Если бы мама знала, думал Питер, глядя на надгробный камень. Её последние слова были об отце: Не будь как он. Но если бы она могла прочесть это письмо, она бы сказала: Будь как он. Будь в точности как он.
Потому что отец изменился: стал таким человеком, каким она хотела его видеть. И Питер внезапно понял кое-что ещё: в тот последний день, когда отец сказал: «Вот и ладно», – насчёт Волы, насчёт того, чтобы Питер остался у неё жить, – в этой его внезапной доброте была мама. Это были её слова, её голос.
– С Волой я всё испортил, – сказал он вслух маминому камню. – Я вёл себя с ней как последний гад. Потому, наверное, у меня и появилось это чувство – что я тебя предал. Она никогда не займёт твоего места, это будет что-то совсем другое, но хорошее. И я думаю, если я останусь с ней жить – ты была бы рада.
Он перечитал письмо. Теперь, когда он уже знал, что́ в нём, ему хотелось наорать на отца: Не делай этого! Это его жена, не твоя! Сам пускай едет! Он злился на человека, из-за которого погиб отец, но при этом понимал: это детская злость, гнев ребёнка, ищущего, на ком бы сорвать обиду. Да, это он понимал.
Он прочёл письмо в третий раз. И теперь каждая строка наполняла его гордостью. Это было странное чувство – и такое огромное, что он ощущал, как расширяется сердце, чтобы это чувство вместить.

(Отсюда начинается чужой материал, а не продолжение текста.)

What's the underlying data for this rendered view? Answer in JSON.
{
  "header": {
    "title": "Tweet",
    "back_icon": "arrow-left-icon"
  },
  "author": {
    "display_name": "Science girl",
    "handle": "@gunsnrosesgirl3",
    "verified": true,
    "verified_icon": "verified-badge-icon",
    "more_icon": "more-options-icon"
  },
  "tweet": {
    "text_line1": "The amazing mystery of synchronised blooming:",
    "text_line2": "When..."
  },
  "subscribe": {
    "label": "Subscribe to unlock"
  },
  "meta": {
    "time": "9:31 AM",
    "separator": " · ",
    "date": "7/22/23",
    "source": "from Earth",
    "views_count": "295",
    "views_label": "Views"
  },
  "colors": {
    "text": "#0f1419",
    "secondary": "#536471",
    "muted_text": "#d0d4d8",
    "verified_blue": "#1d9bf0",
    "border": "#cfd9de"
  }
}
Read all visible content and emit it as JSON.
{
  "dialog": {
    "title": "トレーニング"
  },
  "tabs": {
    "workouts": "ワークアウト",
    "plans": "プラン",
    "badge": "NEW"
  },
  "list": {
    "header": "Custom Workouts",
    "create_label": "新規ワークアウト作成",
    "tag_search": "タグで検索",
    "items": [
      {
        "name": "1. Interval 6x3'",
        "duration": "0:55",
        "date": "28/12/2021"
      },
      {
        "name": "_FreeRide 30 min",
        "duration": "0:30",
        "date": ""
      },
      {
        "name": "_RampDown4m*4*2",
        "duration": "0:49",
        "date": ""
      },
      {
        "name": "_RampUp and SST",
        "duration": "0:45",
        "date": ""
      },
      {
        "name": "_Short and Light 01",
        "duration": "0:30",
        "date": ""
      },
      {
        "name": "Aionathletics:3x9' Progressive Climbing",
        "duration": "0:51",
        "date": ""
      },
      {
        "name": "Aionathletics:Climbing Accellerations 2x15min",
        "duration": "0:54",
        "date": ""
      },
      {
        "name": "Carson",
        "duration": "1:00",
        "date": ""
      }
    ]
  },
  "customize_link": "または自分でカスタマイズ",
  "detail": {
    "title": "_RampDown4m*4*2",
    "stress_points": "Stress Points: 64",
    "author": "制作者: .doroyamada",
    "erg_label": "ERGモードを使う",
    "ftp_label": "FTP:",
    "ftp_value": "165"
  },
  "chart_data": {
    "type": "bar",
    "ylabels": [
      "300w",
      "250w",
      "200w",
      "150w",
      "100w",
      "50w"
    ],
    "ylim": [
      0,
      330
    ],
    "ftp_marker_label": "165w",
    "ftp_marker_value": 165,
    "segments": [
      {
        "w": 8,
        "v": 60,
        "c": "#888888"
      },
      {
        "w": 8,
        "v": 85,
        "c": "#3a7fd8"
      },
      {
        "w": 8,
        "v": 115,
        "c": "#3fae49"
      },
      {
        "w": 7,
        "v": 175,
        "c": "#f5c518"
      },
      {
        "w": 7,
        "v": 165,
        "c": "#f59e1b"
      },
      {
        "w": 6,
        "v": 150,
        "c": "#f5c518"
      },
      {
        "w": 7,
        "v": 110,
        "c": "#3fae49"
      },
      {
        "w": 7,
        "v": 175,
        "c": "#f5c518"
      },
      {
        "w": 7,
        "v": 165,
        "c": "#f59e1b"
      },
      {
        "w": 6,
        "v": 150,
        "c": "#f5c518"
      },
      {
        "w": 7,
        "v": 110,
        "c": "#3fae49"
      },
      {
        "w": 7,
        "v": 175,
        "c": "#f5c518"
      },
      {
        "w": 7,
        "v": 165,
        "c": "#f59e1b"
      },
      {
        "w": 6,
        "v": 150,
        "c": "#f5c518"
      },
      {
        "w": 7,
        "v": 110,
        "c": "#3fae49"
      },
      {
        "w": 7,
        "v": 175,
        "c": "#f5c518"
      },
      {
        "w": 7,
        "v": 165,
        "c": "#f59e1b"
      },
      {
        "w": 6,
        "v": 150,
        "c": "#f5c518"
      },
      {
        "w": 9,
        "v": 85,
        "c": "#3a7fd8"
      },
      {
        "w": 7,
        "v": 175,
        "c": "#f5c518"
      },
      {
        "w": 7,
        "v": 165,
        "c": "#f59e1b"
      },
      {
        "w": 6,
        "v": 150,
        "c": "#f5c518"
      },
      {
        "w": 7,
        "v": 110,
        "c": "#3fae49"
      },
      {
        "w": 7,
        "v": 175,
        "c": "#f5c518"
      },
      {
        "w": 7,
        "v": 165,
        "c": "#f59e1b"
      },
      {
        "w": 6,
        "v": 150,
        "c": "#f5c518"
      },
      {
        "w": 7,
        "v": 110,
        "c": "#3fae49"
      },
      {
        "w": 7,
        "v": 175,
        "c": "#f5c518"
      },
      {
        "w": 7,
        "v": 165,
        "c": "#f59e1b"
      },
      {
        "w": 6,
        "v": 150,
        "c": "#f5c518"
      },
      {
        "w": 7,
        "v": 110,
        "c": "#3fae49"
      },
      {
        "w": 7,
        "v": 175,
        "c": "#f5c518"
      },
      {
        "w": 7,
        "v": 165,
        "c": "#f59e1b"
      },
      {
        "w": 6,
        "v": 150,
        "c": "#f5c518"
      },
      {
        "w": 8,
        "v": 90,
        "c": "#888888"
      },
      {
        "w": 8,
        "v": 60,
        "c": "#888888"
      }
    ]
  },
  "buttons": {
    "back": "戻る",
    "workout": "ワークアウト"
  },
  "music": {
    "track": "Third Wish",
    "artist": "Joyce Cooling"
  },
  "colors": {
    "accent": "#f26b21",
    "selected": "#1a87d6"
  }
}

Но сильнее всего его поразила одна фраза: «Говорил, что у тебя особый подход к животным, прямо чудо какое-то, как будто ты понимаешь их язык, и что тебе нельзя без питомца».
Перечитывая это снова и снова, Питер с ужасом осознал, что пальцы гладят тоненькую шейку девочки-лисёнка, уснувшей у него под коленкой. Он отдёрнул руку.
Лисичка проснулась и издала вопросительный хнык. Теперь он был не испуганный. Только одинокий.
Питер поднял её двумя руками. Она свисала, уже не сопротивляясь. И смотрела ему в глаза так, будто искала что-то в глубинах его души. Но нашла это не она, а сам Питер.
Он снова прижал её к шее.
– Не знаю, что мне с тобой делать. – Он наклонился и опять поставил ружьё на предохранитель. – Но уж точно не это.
Питер встал и усадил лисёнка обратно в рюкзак. Потом поднял лопату и принялся копать. Он расширил свою яму и, аккуратно срезая верхний слой дёрна, превратил её в длинную траншею.
В эту траншею он опустил ружьё, забросал землёй и сверху накрыл пластами мирной зелёной травы. Это был его правильный поступок.
43
Пакс бежал.
Он бежал два дня без отдыха, до того ему не терпелось вернуться к семье. Но в том месте тропинки, откуда уже был виден его дом, он замер.
В траве перед сараем кувыркались и прыгали на длинных крепких ногах два крупных щенка с блестящей, лоснящейся шерстью. Игла лежала над ними на ступеньке крыльца, лежала спокойно, но бдительно. Солнце окрашивало её плечи в тёплый медный цвет.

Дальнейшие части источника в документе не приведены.